Klar Soweit? No.25 – Alles auf Zucker

Wissenschaftscomic Zucker gesundheitsschädlich Zuckersucht Diabetes Insulinresistens Metabolisches Syndrom
Klar Soweit? No.25 | Bild: Veronika Mischitz/Helmholtz-Gemeinschaft

Herzlich willkommen zur 25. Ausgabe von Klar Soweit?  – dem Helmholtz-Wissenschaftscomic. Die Geschichte des Haushaltszuckers liest sich stellenweise wie ein Grisham-Thriller. Bereits in den 1970er und 80er Jahren warnten Autoren wie John S. Yudkin vor dem übermäßigen Konsum von Sacccharose (Haushaltszucker) aufgrund schwerer gesundheitlicher Einschränkungen, die sich daraus ergeben könnten. Es gelang der Lebensmittelindustrie allerdings, den Fokus auf Fett als Ursache von „Zivilisationskrankheiten“ zu lenken. Low Fat galt lange Zeit als Devise und der Zucker war vergessen.
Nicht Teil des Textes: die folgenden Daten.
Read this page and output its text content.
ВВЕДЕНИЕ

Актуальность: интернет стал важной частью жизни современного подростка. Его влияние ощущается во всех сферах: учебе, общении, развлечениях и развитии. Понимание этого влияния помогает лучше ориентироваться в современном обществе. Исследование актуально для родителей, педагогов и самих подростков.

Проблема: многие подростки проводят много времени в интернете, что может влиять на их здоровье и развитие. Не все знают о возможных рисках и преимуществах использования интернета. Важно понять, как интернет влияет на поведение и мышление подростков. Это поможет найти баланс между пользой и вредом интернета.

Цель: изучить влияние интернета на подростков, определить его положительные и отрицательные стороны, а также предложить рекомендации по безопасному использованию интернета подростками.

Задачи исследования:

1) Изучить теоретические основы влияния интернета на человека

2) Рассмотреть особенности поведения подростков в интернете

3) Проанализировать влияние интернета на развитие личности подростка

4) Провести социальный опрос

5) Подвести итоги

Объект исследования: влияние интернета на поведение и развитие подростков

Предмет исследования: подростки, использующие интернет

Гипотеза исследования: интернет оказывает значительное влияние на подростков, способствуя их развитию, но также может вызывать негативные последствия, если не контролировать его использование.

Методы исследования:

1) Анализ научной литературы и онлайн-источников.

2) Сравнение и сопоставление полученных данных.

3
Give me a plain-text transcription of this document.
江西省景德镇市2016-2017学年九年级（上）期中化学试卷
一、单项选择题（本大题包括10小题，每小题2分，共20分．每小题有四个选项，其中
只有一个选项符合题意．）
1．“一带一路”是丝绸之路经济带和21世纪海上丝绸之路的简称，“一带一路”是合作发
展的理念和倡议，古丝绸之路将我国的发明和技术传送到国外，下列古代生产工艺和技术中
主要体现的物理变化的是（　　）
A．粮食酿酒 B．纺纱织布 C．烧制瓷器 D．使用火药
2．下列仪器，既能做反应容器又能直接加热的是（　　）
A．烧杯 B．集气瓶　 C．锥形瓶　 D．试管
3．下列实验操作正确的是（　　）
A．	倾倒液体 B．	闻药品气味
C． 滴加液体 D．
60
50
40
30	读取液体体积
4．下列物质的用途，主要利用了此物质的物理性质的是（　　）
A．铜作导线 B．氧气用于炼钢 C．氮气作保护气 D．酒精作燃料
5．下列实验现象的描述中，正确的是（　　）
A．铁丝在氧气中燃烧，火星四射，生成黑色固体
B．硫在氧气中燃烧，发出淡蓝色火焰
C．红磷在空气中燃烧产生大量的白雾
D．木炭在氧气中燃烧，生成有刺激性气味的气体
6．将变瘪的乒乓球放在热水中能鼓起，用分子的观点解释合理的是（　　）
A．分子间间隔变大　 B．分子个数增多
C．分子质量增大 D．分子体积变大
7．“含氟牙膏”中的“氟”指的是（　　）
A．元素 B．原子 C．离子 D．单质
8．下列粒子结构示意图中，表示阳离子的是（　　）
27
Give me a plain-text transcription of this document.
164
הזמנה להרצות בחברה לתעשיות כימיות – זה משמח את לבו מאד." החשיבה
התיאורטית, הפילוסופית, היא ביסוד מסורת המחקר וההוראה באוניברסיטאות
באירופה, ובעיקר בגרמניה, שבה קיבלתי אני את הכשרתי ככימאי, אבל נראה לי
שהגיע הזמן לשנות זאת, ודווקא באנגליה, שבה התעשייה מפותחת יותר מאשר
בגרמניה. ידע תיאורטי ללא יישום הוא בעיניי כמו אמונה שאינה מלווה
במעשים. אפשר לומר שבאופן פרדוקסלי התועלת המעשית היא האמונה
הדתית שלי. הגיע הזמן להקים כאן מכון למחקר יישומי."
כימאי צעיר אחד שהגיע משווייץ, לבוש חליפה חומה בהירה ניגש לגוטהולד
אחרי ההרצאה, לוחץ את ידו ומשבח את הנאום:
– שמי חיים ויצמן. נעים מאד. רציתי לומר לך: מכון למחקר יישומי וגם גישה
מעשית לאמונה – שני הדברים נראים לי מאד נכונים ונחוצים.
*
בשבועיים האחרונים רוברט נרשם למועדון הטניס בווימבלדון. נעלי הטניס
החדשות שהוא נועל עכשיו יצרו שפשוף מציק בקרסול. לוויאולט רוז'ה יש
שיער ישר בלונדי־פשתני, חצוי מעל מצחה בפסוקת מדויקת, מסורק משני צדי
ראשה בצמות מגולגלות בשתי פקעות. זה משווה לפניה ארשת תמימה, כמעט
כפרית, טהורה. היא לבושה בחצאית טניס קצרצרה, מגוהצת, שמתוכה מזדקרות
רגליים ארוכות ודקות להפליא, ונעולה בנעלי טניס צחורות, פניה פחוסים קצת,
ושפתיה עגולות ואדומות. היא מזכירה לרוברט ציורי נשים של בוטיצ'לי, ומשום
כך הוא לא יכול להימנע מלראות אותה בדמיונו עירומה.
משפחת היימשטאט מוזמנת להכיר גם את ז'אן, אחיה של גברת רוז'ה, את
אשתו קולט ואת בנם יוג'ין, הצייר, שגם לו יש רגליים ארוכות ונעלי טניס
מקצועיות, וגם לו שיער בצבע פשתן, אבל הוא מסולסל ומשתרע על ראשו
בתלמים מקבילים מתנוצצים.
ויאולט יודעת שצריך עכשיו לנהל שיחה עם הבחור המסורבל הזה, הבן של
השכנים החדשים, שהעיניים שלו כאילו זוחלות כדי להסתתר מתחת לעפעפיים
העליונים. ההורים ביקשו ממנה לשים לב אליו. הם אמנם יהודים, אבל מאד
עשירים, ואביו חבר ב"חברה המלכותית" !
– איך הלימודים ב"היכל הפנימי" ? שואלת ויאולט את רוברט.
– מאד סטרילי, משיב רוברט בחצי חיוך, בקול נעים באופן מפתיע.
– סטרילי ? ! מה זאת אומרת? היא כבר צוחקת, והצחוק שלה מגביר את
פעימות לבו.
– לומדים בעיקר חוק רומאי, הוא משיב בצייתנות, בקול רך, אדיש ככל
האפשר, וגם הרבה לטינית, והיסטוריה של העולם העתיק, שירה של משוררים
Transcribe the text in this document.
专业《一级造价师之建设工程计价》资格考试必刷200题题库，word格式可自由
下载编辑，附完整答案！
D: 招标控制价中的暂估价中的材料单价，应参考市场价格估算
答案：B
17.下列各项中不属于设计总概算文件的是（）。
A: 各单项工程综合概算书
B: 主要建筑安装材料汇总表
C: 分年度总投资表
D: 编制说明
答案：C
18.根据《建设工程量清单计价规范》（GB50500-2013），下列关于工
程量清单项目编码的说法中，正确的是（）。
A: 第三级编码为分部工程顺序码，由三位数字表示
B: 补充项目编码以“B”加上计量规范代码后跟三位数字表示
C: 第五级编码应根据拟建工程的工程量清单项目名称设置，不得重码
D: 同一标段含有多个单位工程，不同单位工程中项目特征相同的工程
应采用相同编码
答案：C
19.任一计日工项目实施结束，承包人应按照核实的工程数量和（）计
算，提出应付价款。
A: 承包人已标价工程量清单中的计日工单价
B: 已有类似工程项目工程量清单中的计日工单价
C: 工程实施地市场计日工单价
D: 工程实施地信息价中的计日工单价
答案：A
2003 erarbeitete die WHO ein Strategiepapier, das ganz klare Obergrenzen für die täglich konsumierte Zuckermenge vorsah. Glaubt man der – in diesem Video (ZDF Zoom – Süß und Gefährlich | 2013) zitierten – Lobby-Forscherin Christine Kearns, liefen die Zuckerverbände und -produzenten gemeinsam mit Senatoren und Politikern aus dem amerikanischen Gesundheitsministerium dagegen Sturm. Sie entwickelten den sogenannten „WHO-War-Plan“. Die Empfehlung kam wieder vom Tisch – vorerst.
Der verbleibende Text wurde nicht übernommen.